Underlying profits rise as COR improves
Novae Group reported a sharp rise in gross written premium (GWP) to a record £787.0m in the year to December from £638.5m in 2014.
Pre-tax profit before currency translations rose to £54.9m from £52.4m, and the Lloyd’s insurer reported its combined operating ratio (COR) for the year improved to 90.8% from 91.0%.
Novae also reported a claims ratio of 48.3% compared with 49.1% in 2014, and an attritional loss ratio unchanged at 49.8%.
Net investment income slipped to £6.8m from £14.3m.
Chief executive Matthew Fosh described the returns achieved during the year at “high quality”.
“The progress we have made strategically and operationally has manifested itself in another strong set of results,” he said.
“Market conditions remain undoubtedly difficult; however the business is now better placed than it has ever been to deal with the challenges ahead.”

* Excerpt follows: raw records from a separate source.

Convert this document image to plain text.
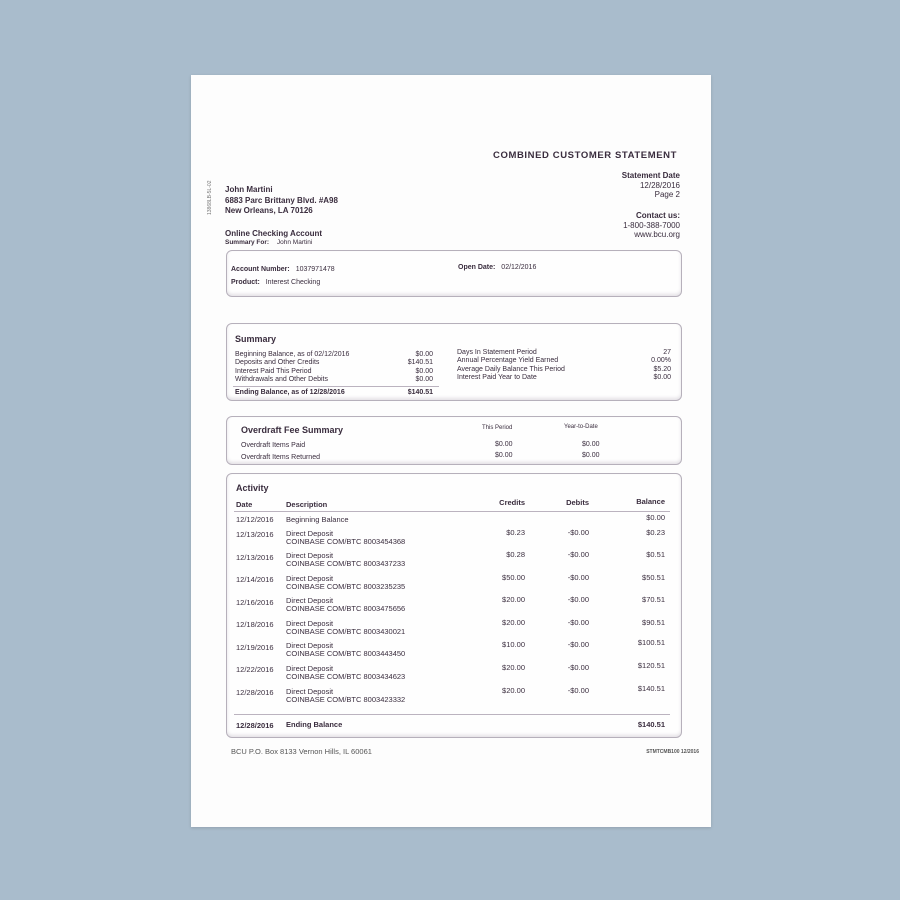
COMBINED CUSTOMER STATEMENT
Statement Date
12/28/2016
Page 2
Contact us:
1-800-388-7000
www.bcu.org
13868LB-5L-02 John Martini
6883 Parc Brittany Blvd. #A98
New Orleans, LA 70126
Online Checking Account
Summary For: John Martini
Account Number: 1037971478	Open Date: 02/12/2016
Product: Interest Checking
Summary
Beginning Balance, as of 02/12/2016	$0.00
Deposits and Other Credits	$140.51
Interest Paid This Period	$0.00
Withdrawals and Other Debits	$0.00
Ending Balance, as of 12/28/2016	$140.51
Days In Statement Period	27
Annual Percentage Yield Earned	0.00%
Average Daily Balance This Period	$5.20
Interest Paid Year to Date	$0.00
Overdraft Fee Summary	This Period	Year-to-Date
Overdraft Items Paid	$0.00	$0.00
Overdraft Items Returned	$0.00	$0.00
Activity
Date	Description	Credits	Debits	Balance
12/12/2016 Beginning Balance	$0.00
12/13/2016 Direct Deposit
COINBASE COM/BTC 8003454368
$0.23	-$0.00	$0.23
12/13/2016 Direct Deposit
COINBASE COM/BTC 8003437233
$0.28	-$0.00	$0.51
12/14/2016 Direct Deposit
COINBASE COM/BTC 8003235235
$50.00	-$0.00	$50.51
12/16/2016 Direct Deposit
COINBASE COM/BTC 8003475656
$20.00	-$0.00	$70.51
12/18/2016 Direct Deposit
COINBASE COM/BTC 8003430021
$20.00	-$0.00	$90.51
12/19/2016 Direct Deposit
COINBASE COM/BTC 8003443450
$10.00	-$0.00	$100.51
12/22/2016 Direct Deposit
COINBASE COM/BTC 8003434623
$20.00	-$0.00	$120.51
12/28/2016 Direct Deposit
COINBASE COM/BTC 8003423332
$20.00	-$0.00	$140.51
12/28/2016 Ending Balance	$140.51
BCU P.O. Box 8133 Vernon Hills, IL 60061	STMTCMB100 12/2016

Chairman John Hastings-Bass said market conditions have been “very variable”.
“We have taken positive action, reducing our exposure where we believe that returns are moderate and exiting classes where we believe returns have become unacceptable,” he said.
“Rating pressures, volatile investment conditions and a rapidly changing regulatory environment have continued into 2016,” Hastings-Bass said.
“Novae is well positioned to address these challenges.”
Hastings-Bass said that, while the Lloyd’s market would continue to flourish if the UK left the EU, “we remain convinced that London’s pre-eminent position in world markets is enhanced by the UK’s membership of the EU”.